What did we actually learn?

The Frisch-Waugh-Lowell theorem is telling us that there are multiple ways to estimate a single regression coefficient. One possibility is to run the full regression of $y$ on $x$, as usual.

However, we can also regress $x_1$ on $x_2$, take the residuals, and regress $y$ only those residuals. The first part of this process is sometimes referred to as partialling-out (or orthogonalization, or residualization) of $x_1$ with respect to $x_2$. The idea is that we are isolating the variation in $x_1$ that is orthogonal to $x_2$. Note that $x_2$ can be also be multi-dimensional (i.e. include multiple variables and not just one).

Why would one ever do that?

This seems like a way more complicated procedure. Instead of simply doing the regression in 1 step, now we need to do 2 or even 3 steps. It’s not intuitive at all. The main advantage comes from the fact that we have reduced a multivariate regression to a univariate one, making more tractable and more intuitive.

We will later explore more in detail three applications:

• data visualization
• computational speed
• further applications for inference

However, let’s first explore the theorem more in detail with an example.

Example

Suppose we were a retail chain, owning many different stores in different locations. We come up with a brilliant idea to increase sales: give away discounts in the form of coupons. We print a lot of coupons and we distribute them around.

To understand whether our marketing strategy worked, in each store, we check the average daily sales and which percentage of shoppers used a coupon. However, there is one problem: we are worried that higher income people are less likely to use the discount, but usually they spend more. To be safe, we also record the average income in the neighborhood of each store.

We can represent the data generating process with a Directed Acyclic Graph (DAG). If you are not familiar with DAGs, I have written a short introduction to Directed Acyclic Graphs here.

flowchart LR
classDef included fill:#DCDCDC,stroke:#000000,stroke-width:2px;
classDef excluded fill:#ffffff,stroke:#000000,stroke-width:2px;
classDef unobserved fill:#ffffff,stroke:#000000,stroke-width:2px,stroke-dasharray: 5 5;

X1((coupons))
X2((income))
X3((weekday))
Y((sales))


X1 --> Y
X2 --> X1
X2 --> Y
X3 --> Y

class X1,X2,X3,Y excluded;

Let’s load and inspect the data. I import the data generating process from src.dgp and some plotting functions and libraries from src.utils.

%matplotlib inline
%config InlineBackend.figure_format = 'retina'

from src.utils import *
from src.dgp import dgp_store_coupons

df = dgp_store_coupons().generate_data(N=50)
df.head()

We have information on 50 stores, for which we observe the percentage of customers that use coupons, daily sales (in thousand $), average income of the neighborhood (in thousand $), and day of the week.

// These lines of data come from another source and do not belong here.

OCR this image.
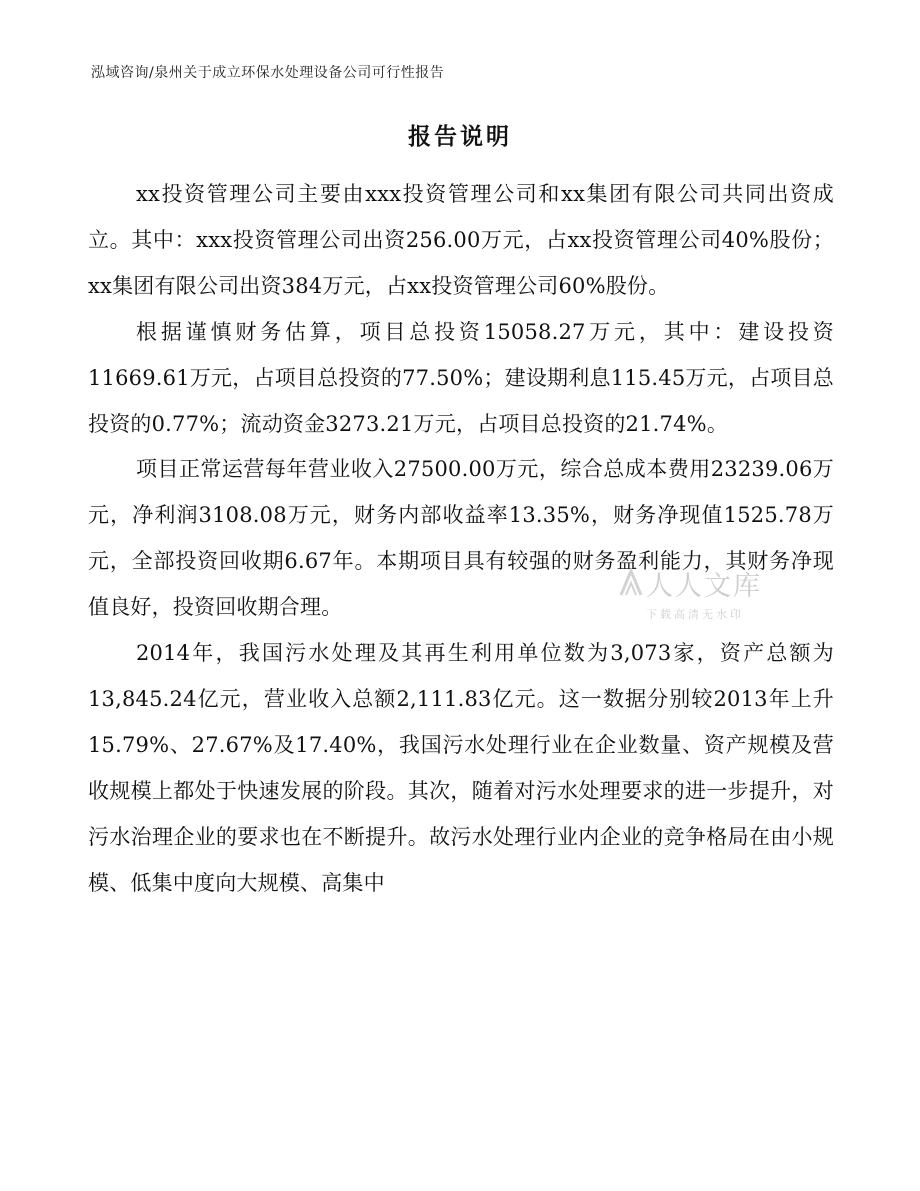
泓域咨询/泉州关于成立环保水处理设备公司可行性报告
报告说明

xx投资管理公司主要由xxx投资管理公司和xx集团有限公司共同出资成立。其中：xxx投资管理公司出资256.00万元，占xx投资管理公司40%股份；xx集团有限公司出资384万元，占xx投资管理公司60%股份。

根据谨慎财务估算，项目总投资15058.27万元，其中：建设投资11669.61万元，占项目总投资的77.50%；建设期利息115.45万元，占项目总投资的0.77%；流动资金3273.21万元，占项目总投资的21.74%。

项目正常运营每年营业收入27500.00万元，综合总成本费用23239.06万元，净利润3108.08万元，财务内部收益率13.35%，财务净现值1525.78万元，全部投资回收期6.67年。本期项目具有较强的财务盈利能力，其财务净现值良好，投资回收期合理。

2014年，我国污水处理及其再生利用单位数为3,073家，资产总额为13,845.24亿元，营业收入总额2,111.83亿元。这一数据分别较2013年上升15.79%、27.67%及17.40%，我国污水处理行业在企业数量、资产规模及营收规模上都处于快速发展的阶段。其次，随着对污水处理要求的进一步提升，对污水治理企业的要求也在不断提升。故污水处理行业内企业的竞争格局在由小规模、低集中度向大规模、高集中

人人文库
下载高清无水印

Suppose we were directly regressing sales on coupon usage. What would we get? I represent the result of the regression graphically, using seaborn regplot.

sns.regplot(x="coupons", y="sales", data=df, ci=False, line_kws={'color':'r', 'label':'linear fit'})
plt.legend()
plt.title(f"Sales and coupon usage");

It looks like coupons were a bad idea: in stores where coupons are used more, we observe lower sales.

However, it might just be that people with higher income are using less coupons, while also spending more. If this was true, it could bias our results. In terms of the DAG, it means that we have a backdoor path passing through income, generating a non-causal relationship.

flowchart LR
classDef included fill:#DCDCDC,stroke:#000000,stroke-width:2px;
classDef excluded fill:#ffffff,stroke:#000000,stroke-width:2px;
classDef unobserved fill:#ffffff,stroke:#000000,stroke-width:2px,stroke-dasharray: 5 5;

X1((coupons))
X2((income))
X3((weekday))
Y((sales))


X1 --> Y
X2 --> X1
X2 --> Y
X3 --> Y

class X1,Y included;
class X2,X3 excluded;

linkStyle 1,2 stroke:#ff0000,stroke-width:4px;

In order to recover the causal effect of coupons on sales we need to condition our analysis on income. This will block the non-causal path passing through income, leaving only the direct path from coupons to sales open, allowing us to estimate the causal effect.

flowchart LR
classDef included fill:#DCDCDC,stroke:#000000,stroke-width:2px;
classDef excluded fill:#ffffff,stroke:#000000,stroke-width:2px;
classDef unobserved fill:#ffffff,stroke:#000000,stroke-width:2px,stroke-dasharray: 5 5;


X1((coupons))
X2((income))
X3((weekday))
Y((sales))


X1 --> Y
X2 -.-> X1
X2 -.-> Y
X3 --> Y

class X1,X2,Y included;
class X3 excluded;

linkStyle 0 stroke:#00ff00,stroke-width:4px;

Let’s implement this, by including income in the regression.

smf.ols('sales ~ coupons + income', df).fit().summary().tables[1]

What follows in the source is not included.